Still, it's fun to pretend that we have the choice, isn't it?
4 comments:
And yet in other places he refers to "the inflammable negro nature," which suggests that he realizes that his "light-hearted" Eden isn't as happy a place as he makes out to be.
Roll, Jordan, Roll was an interesting book. In one passage the author describes what the mistress of one plantation wrote about the reactions after the slaves were freed. The house slaves who she had thought were the most friendly and happy wouldn't meet her eyes and didn't want to talk to her, but the rebellious farm hand who'd never been anything but trouble was willing to meet the master as a friendly peer.
Perhaps he was interpreting a cultural obligation as a personal characteristic.
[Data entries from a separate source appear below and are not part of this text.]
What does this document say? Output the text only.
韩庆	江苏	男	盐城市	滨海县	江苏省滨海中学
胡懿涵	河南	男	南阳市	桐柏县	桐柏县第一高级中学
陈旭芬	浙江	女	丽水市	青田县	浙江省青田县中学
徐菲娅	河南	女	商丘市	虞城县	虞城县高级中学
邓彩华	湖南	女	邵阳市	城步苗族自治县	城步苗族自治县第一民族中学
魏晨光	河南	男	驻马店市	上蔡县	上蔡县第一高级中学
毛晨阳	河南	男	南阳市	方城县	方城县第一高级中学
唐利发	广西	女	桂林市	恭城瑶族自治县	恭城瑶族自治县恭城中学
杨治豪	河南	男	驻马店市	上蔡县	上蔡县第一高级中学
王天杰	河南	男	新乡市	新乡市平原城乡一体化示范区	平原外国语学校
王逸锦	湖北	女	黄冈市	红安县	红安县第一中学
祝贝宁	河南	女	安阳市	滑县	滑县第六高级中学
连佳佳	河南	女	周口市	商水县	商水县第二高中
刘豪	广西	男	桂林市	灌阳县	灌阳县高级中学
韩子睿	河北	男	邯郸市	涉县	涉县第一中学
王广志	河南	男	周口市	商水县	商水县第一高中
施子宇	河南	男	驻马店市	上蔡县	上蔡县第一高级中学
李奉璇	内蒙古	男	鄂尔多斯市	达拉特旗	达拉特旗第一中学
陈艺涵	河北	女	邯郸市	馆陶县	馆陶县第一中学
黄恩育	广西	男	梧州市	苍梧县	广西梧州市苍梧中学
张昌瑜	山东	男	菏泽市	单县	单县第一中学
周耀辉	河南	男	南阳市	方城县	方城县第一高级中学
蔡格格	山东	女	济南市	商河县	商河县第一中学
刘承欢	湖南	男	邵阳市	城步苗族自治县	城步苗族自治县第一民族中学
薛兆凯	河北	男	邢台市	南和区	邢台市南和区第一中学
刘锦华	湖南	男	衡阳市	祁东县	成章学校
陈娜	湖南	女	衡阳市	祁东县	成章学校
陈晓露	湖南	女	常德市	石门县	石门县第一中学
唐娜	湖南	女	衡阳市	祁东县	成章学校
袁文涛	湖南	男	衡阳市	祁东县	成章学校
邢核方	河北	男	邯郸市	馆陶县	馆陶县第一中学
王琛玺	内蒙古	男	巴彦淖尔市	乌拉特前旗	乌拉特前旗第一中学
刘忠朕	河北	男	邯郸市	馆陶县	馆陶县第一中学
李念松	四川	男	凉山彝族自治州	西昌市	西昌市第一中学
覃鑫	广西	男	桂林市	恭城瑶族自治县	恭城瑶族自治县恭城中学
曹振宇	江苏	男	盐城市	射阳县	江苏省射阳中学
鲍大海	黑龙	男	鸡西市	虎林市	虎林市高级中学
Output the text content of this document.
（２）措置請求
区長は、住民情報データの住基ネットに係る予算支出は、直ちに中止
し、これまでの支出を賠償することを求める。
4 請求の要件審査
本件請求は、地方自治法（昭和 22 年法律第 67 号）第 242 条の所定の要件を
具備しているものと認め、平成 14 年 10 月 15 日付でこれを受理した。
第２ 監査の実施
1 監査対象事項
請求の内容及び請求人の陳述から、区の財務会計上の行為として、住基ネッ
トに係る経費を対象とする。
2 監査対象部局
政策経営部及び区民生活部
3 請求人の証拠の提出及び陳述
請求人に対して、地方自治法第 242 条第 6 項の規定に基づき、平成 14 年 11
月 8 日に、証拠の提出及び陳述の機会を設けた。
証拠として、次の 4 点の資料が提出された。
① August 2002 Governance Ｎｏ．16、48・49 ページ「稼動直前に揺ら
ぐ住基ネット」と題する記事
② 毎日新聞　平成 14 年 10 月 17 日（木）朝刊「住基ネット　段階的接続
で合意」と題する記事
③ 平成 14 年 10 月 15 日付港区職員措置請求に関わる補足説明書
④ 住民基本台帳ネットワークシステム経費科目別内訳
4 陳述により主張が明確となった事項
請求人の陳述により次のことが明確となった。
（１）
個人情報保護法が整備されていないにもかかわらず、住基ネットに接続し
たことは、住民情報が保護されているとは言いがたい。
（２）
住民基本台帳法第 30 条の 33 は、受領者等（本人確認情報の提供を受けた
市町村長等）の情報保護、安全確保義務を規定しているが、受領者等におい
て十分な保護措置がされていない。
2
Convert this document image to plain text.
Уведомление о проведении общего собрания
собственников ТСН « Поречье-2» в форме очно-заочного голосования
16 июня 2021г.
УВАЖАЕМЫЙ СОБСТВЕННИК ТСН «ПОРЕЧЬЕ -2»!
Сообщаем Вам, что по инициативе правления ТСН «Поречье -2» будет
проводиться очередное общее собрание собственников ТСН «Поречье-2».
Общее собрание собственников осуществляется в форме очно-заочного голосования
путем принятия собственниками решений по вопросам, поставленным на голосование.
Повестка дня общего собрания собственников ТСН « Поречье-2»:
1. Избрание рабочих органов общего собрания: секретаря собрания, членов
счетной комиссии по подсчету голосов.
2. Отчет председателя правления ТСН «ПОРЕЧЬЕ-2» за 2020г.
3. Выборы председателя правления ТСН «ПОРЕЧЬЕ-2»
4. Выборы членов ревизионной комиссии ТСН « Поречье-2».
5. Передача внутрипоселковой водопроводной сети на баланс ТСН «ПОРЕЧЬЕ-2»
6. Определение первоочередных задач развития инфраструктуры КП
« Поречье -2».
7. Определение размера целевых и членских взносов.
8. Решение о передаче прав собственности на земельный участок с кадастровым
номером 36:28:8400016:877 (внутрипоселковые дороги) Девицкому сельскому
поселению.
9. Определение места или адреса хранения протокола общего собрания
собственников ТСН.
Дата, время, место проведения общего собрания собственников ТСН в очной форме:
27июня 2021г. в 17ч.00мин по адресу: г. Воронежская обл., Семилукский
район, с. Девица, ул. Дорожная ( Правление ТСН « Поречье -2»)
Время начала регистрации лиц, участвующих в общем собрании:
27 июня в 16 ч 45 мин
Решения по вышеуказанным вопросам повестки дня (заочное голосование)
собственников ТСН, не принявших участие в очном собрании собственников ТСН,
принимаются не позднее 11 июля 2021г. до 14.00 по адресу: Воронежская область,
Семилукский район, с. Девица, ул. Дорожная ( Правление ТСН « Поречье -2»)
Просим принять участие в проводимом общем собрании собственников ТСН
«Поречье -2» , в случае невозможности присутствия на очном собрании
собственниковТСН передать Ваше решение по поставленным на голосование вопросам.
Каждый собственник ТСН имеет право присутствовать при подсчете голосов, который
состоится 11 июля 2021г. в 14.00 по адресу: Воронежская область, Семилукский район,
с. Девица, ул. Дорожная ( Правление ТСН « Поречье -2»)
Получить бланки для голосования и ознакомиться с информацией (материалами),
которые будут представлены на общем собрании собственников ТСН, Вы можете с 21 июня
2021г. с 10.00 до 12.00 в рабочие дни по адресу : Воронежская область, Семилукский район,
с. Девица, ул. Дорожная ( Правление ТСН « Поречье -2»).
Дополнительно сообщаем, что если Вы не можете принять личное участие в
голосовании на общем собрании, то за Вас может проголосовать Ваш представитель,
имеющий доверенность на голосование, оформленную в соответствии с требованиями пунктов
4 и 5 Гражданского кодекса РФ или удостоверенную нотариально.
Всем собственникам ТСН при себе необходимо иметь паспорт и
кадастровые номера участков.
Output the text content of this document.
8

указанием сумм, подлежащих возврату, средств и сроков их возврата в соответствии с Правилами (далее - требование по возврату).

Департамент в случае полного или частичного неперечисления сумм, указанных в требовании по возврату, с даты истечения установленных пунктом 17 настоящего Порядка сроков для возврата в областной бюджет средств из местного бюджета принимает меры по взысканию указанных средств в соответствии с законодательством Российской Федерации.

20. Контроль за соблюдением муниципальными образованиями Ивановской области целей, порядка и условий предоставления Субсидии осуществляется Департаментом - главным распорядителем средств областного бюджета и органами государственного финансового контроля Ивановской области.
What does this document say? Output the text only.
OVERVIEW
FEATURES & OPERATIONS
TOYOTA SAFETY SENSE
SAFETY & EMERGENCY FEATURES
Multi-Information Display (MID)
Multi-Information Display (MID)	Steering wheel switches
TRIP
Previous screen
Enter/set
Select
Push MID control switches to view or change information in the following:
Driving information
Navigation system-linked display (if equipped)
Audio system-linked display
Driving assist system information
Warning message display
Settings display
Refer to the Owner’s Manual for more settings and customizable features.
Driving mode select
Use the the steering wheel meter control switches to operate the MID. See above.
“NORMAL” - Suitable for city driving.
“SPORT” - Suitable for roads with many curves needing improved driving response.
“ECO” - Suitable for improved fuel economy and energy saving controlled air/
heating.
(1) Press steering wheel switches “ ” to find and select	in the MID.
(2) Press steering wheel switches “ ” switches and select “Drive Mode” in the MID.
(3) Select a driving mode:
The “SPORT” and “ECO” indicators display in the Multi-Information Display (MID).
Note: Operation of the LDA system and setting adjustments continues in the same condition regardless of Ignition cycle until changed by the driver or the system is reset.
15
Sort of the reverse of the Lake Woebegon "Can't complain too much" approach.
Noted. Peace is not the absence of war, but agreement, comity, accord. In revolutions, even violent ones, it is revealed all in a moment that many who were prepared to be passive and cooperative for many years are equally prepared to risk all if they sense the moment is right. They are not willing to sacrifice themselves fruitlessly on an altar just for show, even if their cause is just. That is quite wise of them.
I have said elsewhere that African Americans other than MLK had courage and persuasiveness before his time. The crucial added piece that he brought was that the time could be now. Only at that moment could the courage and persuasiveness be of maximum value.
That is not my reading of Froude, who was a knee-jerk liberal for his day in reactionary clothing. He states clearly in the book his bedrock belief that the Negro is made inferior purely due to the circumstances and disadvantages of his birth, an astonishing opinion for a learned imperialist to make in 1882, and one that is only now being fully discredited, almost secretly.
The type of language which he used to describe race was once unexceptional, from Clemens and Froude to Chandler. I miss them. Now we own excessive sensibilities, which are but a form of morbid self-consciousness.
james wilson - thank you. I suspect your understanding is the better one.